Favored Attributes:Major: Intelligence
Minor: Willpower
Favoured Skills:Expert:
- Conjuration:
- Mysticism:
Adept:
- Destruction:
- Alteration:
Apprentice:
- Alchemy:
Spell List:Conjuration: Conjure Familiar, Soul Trap, Command Daedra, Conjure Storm Atronach, Expel Daedra,
Mysticism: Reflect Spell, Reflect Damage, Dispel, Absorb Magicka, Spell Absorption
Alteration: Magelight, Stoneflesh
Destruction: Lightning Bolt, Chain Lightning, Lightning Cloak
Equipment: Staff of Sparks: In appearance, an ugly-looking staff of blackened and gnarled oak. Clearly damaged, the staff nonetheless appears functional and reverberates with plenty of arcane energy. When used offensively, the staff showers the target in sparks.
Scissors: A sharpened pair of iron scissors, useful for cutting all manner of plants, sharpening quill pens, and snipping threads. While certainly not intended as a weapon, in a pinch Elara could use the scissors to defend herself.
Belongings:Leather Knapsack: Inside of a simple deerskin pack Elara keeps her prized journal, a quill, a carefully sealed bottle of ink, a couple of potions, and a small amount of gold wrapped in a pouch.
Traveling Supplies: Having landed on the doorstep of the rebellion without much in the way of useful property, Elara has acquired a motley collection of supplies thanks to the generosity of her new friends. Tied into a loose bundle, she carries a simple bedroll, some preserved venison wrapped in oiled paper, a full water skein, and a couple of straps of leather.
Money: Elara currently has a paltry 25 septims to her name, kept carefully wrapped in an unremarkable bag of cloth.

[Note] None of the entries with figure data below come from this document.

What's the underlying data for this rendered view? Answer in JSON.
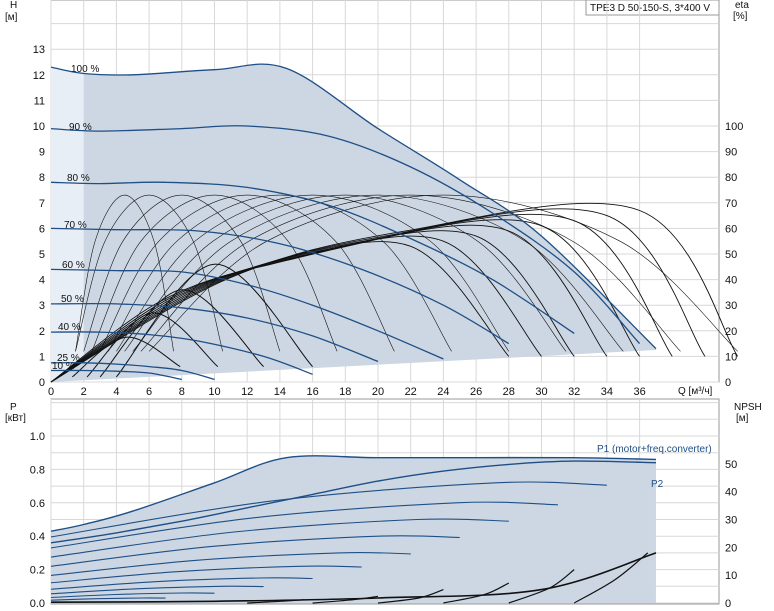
{
  "chart_data": [
    {
      "type": "line",
      "title": "TPE3 D 50-150-S, 3*400 V",
      "ylabel": "H",
      "yunit": "[м]",
      "y2label": "eta",
      "y2unit": "[%]",
      "xlabel": "Q [м³/ч]",
      "xlim": [
        0,
        40
      ],
      "ylim": [
        0,
        14
      ],
      "xticks": [
        0,
        2,
        4,
        6,
        8,
        10,
        12,
        14,
        16,
        18,
        20,
        22,
        24,
        26,
        28,
        30,
        32,
        34,
        36
      ],
      "yticks": [
        0,
        1,
        2,
        3,
        4,
        5,
        6,
        7,
        8,
        9,
        10,
        11,
        12,
        13
      ],
      "y2ticks": [
        0,
        10,
        20,
        30,
        40,
        50,
        60,
        70,
        80,
        90,
        100
      ],
      "grid": true,
      "operating_area_color": "#ccd7e3",
      "curve_color": "#1f4f86",
      "speed_curves": [
        {
          "label": "100 %",
          "x": [
            0,
            2,
            5,
            10,
            14.4,
            20,
            25,
            30,
            37
          ],
          "y": [
            12.3,
            12.05,
            12.0,
            12.2,
            12.25,
            9.9,
            7.9,
            5.7,
            1.3
          ]
        },
        {
          "label": "90 %",
          "x": [
            0,
            3,
            8,
            12,
            17,
            22,
            27,
            32,
            36
          ],
          "y": [
            9.9,
            9.8,
            9.9,
            10.0,
            9.6,
            8.4,
            6.6,
            4.3,
            1.5
          ]
        },
        {
          "label": "80 %",
          "x": [
            0,
            3,
            7,
            12,
            17,
            22,
            27,
            32
          ],
          "y": [
            7.8,
            7.75,
            7.8,
            7.6,
            6.9,
            5.6,
            4.0,
            1.9
          ]
        },
        {
          "label": "70 %",
          "x": [
            0,
            4,
            9,
            14,
            19,
            24,
            28
          ],
          "y": [
            6.0,
            5.95,
            5.9,
            5.4,
            4.4,
            3.0,
            1.5
          ]
        },
        {
          "label": "60 %",
          "x": [
            0,
            4,
            8,
            12,
            16,
            20,
            24
          ],
          "y": [
            4.4,
            4.35,
            4.3,
            3.8,
            3.0,
            2.0,
            0.9
          ]
        },
        {
          "label": "50 %",
          "x": [
            0,
            4,
            8,
            12,
            16,
            20
          ],
          "y": [
            3.05,
            3.05,
            2.9,
            2.5,
            1.8,
            0.8
          ]
        },
        {
          "label": "40 %",
          "x": [
            0,
            3,
            6,
            9,
            13,
            16
          ],
          "y": [
            1.95,
            1.95,
            1.85,
            1.6,
            1.0,
            0.3
          ]
        },
        {
          "label": "25 %",
          "x": [
            0,
            2,
            4,
            6,
            8,
            10
          ],
          "y": [
            0.75,
            0.75,
            0.7,
            0.6,
            0.45,
            0.1
          ]
        },
        {
          "label": "10 %",
          "x": [
            0,
            2,
            4,
            6,
            8
          ],
          "y": [
            0.45,
            0.45,
            0.42,
            0.35,
            0.1
          ]
        }
      ]
    },
    {
      "type": "line",
      "ylabel": "P",
      "yunit": "[кВт]",
      "y2label": "NPSH",
      "y2unit": "[м]",
      "xlim": [
        0,
        40
      ],
      "ylim": [
        0,
        1.0
      ],
      "yticks": [
        0.0,
        0.2,
        0.4,
        0.6,
        0.8,
        1.0
      ],
      "y2ticks": [
        0,
        10,
        20,
        30,
        40,
        50
      ],
      "grid": true,
      "series": [
        {
          "name": "P1 (motor+freq.converter)",
          "x": [
            0,
            2,
            5,
            10,
            14.4,
            20,
            26,
            32,
            37
          ],
          "y": [
            0.43,
            0.47,
            0.55,
            0.72,
            0.87,
            0.87,
            0.87,
            0.87,
            0.86
          ]
        },
        {
          "name": "P2",
          "x": [
            0,
            4,
            8,
            12,
            16,
            20,
            24,
            28,
            32,
            37
          ],
          "y": [
            0.36,
            0.42,
            0.49,
            0.57,
            0.65,
            0.73,
            0.79,
            0.83,
            0.85,
            0.84
          ]
        }
      ],
      "npsh_curves": [
        {
          "x": [
            12,
            14,
            15.5
          ],
          "y": [
            0.0,
            0.01,
            0.02
          ]
        },
        {
          "x": [
            16,
            18.5,
            20
          ],
          "y": [
            0.0,
            0.02,
            0.04
          ]
        },
        {
          "x": [
            20,
            22.5,
            24
          ],
          "y": [
            0.0,
            0.03,
            0.08
          ]
        },
        {
          "x": [
            24,
            26.5,
            28
          ],
          "y": [
            0.0,
            0.05,
            0.12
          ]
        },
        {
          "x": [
            28,
            30.5,
            32
          ],
          "y": [
            0.0,
            0.09,
            0.2
          ]
        },
        {
          "x": [
            32,
            34.5,
            36.5
          ],
          "y": [
            0.0,
            0.14,
            0.3
          ]
        }
      ]
    }
  ]
}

Elara's Journal: An elegant handwritten journal bound with Netch leather and Ruby Ash wood. The contents are in an unfamiliar script in an unknown language that at a glance appears to be derived from the Daedric alphabet. Scattered across hundreds of pages are many complex diagrams annotated with numbers and strange symbols. The title page, however, is clearly marked in Cyrodilic: Elara's Arcane Journal.
The Doors of Oblivion: Elara possess an ancient and well-worn copy of the infamous book, The Doors of Oblivion. A rare tome written by Nai Tyrol-Llar, the author details the journey of the great Conjurer Morian Zenas into Oblivion and his exploration of the realm of the Daedra. Filled with notes and diagrams in her own hand, it is clear that Elara has owned the book for some time.
Amulet of Luck: An enchanted amulet said to bestow the bearer with good luck. It was given to Elara by her former paramour, Shara Omothan, as a reminder of a particularly amusing stay at the Tiber Septim Hotel.
Birthsign: Born on the 25th of Rain's Hand 3E 24, under the sign of
the Mage, Elara possesses a remarkably deep resoiver of Magicka.
Miscellaneous: Fond of written words, overly some might tease, Elara has made a habit of leaving scathing critiques at the scene of rebel raids. In harangues shot with a rabid fury, she vents all the outrage and neglect which has soured her own sense of worth. She speaks in a language only the truly poor could cleave to: words tempered in starvation, sentiments carved out of despair, anger forced by interminable subjection to injustice and tyranny. With a pen in hand she ceaselessly attacks the cruel Count of Skingard and the corrupted social order of Cryodiil.
“I have done badly, I could do better.”